PHILADELPHIA, Nov. 16 (UPI) -- A Pennsylvania judge denied a request by Bill Cosby to have sexual assault charges against him thrown out while ruling women accusing the former comedian of assaulted them do not need to undergo competency hearings -- though he did not say if they will be permitted to testify in the trial.
Montgomery County Judge Steven O'Neil said the trial will move forward but he has not decided if 13 women accusing Cosby of sexual assault will be permitted to testify, nor has he decided whether he will allow prosecutors to introduce as evidence a 12-year-old deposition of Cosby seemingly admitting to obtaining drugs in the 1970s to use in sexual encounters with women.
Cosby has been charged with drugging and sexually assaulting Andrea Constand in 2004, an accusation she sued Cosby over and won a settlement from in the resulting trial.
"We are gratified that the court denied Mr. Cosby's attempt to put potential 'prior bad act' witnesses through a competency hearing which could have intimidated and harassed them," Gloria Allred, who represents some of the 13 women, told NBC News in an email. "Once again, Mr. Cosby and his legal team have lost another legal attempt to avoid having to face his accuser in a court of law.
Cosby has been accused by dozens of women of drugging and sexually assaulting them starting in the 1970s and continuing at least through Constand's accusation that he did so at his home in 2004. Cosby sought to have the case tossed based on the 12-year delay by prosecutors to file charges, also arguing that the entertainer is legally blind because of "end stage glaucoma" and it is unfair to put him on trial.

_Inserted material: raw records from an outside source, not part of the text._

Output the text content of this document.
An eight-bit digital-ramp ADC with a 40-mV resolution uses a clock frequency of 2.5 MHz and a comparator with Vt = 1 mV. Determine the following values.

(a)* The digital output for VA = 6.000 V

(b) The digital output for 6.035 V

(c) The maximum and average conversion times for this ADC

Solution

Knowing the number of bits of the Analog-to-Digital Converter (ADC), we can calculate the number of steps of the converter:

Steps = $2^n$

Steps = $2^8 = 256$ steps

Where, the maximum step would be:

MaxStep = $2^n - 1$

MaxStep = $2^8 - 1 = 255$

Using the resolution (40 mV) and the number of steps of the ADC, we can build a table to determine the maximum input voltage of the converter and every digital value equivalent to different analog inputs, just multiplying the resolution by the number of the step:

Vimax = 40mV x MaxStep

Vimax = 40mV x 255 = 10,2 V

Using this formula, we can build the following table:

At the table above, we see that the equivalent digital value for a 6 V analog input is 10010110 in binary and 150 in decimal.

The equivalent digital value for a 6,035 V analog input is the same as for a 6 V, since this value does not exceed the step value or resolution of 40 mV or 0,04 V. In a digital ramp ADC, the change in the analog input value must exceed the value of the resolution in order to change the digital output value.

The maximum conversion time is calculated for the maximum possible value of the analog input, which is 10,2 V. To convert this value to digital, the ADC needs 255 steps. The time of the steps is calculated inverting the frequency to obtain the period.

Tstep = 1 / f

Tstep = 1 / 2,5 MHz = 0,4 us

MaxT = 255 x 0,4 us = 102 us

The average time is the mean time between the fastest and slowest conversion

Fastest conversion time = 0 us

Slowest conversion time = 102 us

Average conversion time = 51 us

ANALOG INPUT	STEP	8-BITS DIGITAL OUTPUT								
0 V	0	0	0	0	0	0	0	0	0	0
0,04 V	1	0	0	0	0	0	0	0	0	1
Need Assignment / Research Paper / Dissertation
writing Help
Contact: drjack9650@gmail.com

Cosby's lawyers wanted O'Neil to question each of the 13 other accusers prosecutors may call while to the stand by questioning their memory of things that happened, in some cases, decades ago. The judge declined to question them, but he has not ruled on whether he will permit them to testify.
O'Neil also has yet to rule on a request by defense lawyers not to allow Cosby's deposition from Constand's civil case against him in 2004, during which the comedian admitted he'd bought Quaaludes specifically to give to young women he wanted to have sex with. Cosby's lawyers argue the deposition should not have been unsealed and that he'd never have testified had he known criminal charges would be filed against him.
The next court hearing is scheduled for Dec. 13 and 14 regarding suppression of evidence in the case, and the trial is scheduled to start next June. Cosby has been out on bail since his arrest on the charges last December.